Here's one of the cheapest DACs within your spec:
https://www.amazon.com/192Khz-Coaxial-Optical-Headphone-MUSE-MiniUSBDAC-Black/dp/B00BMKPQTW


----------



## johnspack (Feb 8, 2018)

Yeah,  was looking at the xonar u7 mkii,  that's already about 150can delivered...  but I just upped my credit card limit,  so I may look at spending a bit more....  I really do like my music.
But must work under linux,  I don't want to run windows anymore.


----------



## FordGT90Concept (Feb 8, 2018)

Like I said, look for anything that uses USB Audio Class driver.  Class 2 is supported natively by Linux and Mac OS X.  Windows generally supports Class 1 but I believe FCU, CU, or AU added Class 2 support to Windows 10.


----------



## johnspack (Feb 8, 2018)

Managed to snag the xonar u7 mkii for about 130can delivered from ug newegg...  guess that will do for now.  Just no where cheap to buy stuff now that ncix Canada is gone...


----------



## johnspack (Feb 9, 2018)

Guess I don't hate Newegg.ca as much now..  2nd order that came fast.  I'm in the middle of dam nowhere,  and the u7 showed up today,  just 2 days after I ordered it.
Also paid 130 delivered,  tigerdirect wanted 170 and with ground.  Under windows this thing blows my sbz out of the water for music,  and I'm getting ready
to switch my main install over to linux,  so guess I'll see how well it does under raw linux next!


----------



## FordGT90Concept (Feb 10, 2018)

If you didn't have to install any drivers to make it work in Windows, it'll work great in Linux too.


----------



## johnspack (Feb 10, 2018)

That's not true,  linux natively supports usb class 2 audio.  I don't need to install any drivers for linux.  I did for win7,  and this dac friggin rocks for music so far.
Tomorrow I do a raw linux install with this dac and I'm going to test the sh*t out of it.... and no,  with the switch set to usb 2,  win7 did not recognize it.  Drivers did work though.


----------



## FordGT90Concept (Feb 10, 2018)

Class 1 only supports up to 96 kHz, Class 2 supports 192 kHz.  My Modi 2 had a switch to toggle between the two so it would work natively with Class 1 and Class 2.  Schiit provided a driver to bump Windows up to Class 2 spec.  Use case:
Windows 7 without driver: Class 1
Windows 7 with driver: Class 2
Mac OS X: Class 2
Linux: Class 2

Sounds like it has a switch to do effectively the same thing so you should be good to go.


----------



## johnspack (Feb 10, 2018)

Yes,  my mkii has a switch too.  With driver 192k bingo!

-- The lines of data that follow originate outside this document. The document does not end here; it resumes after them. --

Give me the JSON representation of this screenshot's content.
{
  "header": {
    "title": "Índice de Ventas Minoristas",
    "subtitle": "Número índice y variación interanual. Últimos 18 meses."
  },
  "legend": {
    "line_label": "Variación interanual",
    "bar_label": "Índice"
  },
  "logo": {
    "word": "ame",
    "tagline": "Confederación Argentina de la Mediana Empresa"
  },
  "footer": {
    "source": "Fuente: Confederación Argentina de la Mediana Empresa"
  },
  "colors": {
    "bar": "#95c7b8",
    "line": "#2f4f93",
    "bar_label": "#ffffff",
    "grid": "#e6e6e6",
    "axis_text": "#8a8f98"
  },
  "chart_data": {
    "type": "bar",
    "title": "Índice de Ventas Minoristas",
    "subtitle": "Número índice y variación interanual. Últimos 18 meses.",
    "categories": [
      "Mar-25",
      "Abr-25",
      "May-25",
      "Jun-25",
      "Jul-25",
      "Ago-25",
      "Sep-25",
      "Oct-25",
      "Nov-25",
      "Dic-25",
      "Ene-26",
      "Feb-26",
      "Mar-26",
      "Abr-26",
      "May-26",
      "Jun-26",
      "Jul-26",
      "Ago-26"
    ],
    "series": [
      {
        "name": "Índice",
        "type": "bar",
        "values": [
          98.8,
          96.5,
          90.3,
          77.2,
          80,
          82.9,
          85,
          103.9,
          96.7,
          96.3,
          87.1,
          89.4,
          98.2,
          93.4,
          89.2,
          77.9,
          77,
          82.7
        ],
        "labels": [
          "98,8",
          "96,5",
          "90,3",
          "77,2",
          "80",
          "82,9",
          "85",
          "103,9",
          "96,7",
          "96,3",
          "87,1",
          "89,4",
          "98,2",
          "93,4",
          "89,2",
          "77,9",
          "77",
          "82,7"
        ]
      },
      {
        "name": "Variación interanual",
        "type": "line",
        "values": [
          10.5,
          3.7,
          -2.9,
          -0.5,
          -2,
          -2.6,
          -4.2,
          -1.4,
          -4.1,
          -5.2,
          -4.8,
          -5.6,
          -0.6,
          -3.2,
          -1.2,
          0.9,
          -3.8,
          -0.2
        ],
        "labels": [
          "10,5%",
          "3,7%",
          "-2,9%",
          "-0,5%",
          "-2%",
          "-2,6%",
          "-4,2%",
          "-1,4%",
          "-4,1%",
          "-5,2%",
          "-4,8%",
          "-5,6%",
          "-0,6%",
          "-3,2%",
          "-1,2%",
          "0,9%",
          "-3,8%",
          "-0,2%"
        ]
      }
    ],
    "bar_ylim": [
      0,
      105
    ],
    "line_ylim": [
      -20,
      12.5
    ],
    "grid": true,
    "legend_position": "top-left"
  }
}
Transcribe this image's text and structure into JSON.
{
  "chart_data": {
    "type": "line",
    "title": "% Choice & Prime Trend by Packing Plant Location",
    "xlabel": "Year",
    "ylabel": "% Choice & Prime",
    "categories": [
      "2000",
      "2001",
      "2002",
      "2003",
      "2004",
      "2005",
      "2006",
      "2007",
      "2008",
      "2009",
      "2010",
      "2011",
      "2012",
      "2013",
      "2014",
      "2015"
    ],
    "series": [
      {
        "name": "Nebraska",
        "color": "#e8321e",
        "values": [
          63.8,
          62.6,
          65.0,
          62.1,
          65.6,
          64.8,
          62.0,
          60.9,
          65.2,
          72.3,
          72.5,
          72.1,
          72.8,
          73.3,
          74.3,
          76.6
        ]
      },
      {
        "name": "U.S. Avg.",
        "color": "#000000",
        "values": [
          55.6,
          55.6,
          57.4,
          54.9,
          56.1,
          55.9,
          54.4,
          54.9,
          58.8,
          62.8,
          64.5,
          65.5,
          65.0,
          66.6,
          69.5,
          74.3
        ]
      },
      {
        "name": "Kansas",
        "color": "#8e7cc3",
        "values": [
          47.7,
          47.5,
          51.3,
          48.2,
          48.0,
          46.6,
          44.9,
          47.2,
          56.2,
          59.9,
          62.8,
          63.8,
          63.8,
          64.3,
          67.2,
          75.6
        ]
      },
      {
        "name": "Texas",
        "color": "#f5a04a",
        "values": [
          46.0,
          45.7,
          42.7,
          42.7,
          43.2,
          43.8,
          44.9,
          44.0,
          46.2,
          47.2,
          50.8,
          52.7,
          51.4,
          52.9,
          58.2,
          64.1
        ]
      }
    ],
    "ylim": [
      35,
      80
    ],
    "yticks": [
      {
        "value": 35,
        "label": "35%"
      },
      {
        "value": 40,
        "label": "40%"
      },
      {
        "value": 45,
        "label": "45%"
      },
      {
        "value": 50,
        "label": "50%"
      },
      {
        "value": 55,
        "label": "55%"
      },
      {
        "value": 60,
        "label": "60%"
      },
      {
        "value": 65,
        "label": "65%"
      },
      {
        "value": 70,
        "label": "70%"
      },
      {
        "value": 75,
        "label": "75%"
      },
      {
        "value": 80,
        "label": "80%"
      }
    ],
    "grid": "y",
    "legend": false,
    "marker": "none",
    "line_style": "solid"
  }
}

Time to test this biotch...  went and picked up a Onkyo amp for a few hundred...  it was a refurb too,  so  normally many hundreds...  this should be fun!


----------



## johnspack (Feb 23, 2018)

Finalized this.  Had low volume issues,  installed pavucontrol, and maxed out the slider.  Also had to tweak the daemon.conf file in pulse.  Now just as good of sound as in windows,  I can officially dump my windows install.  Finally!


----------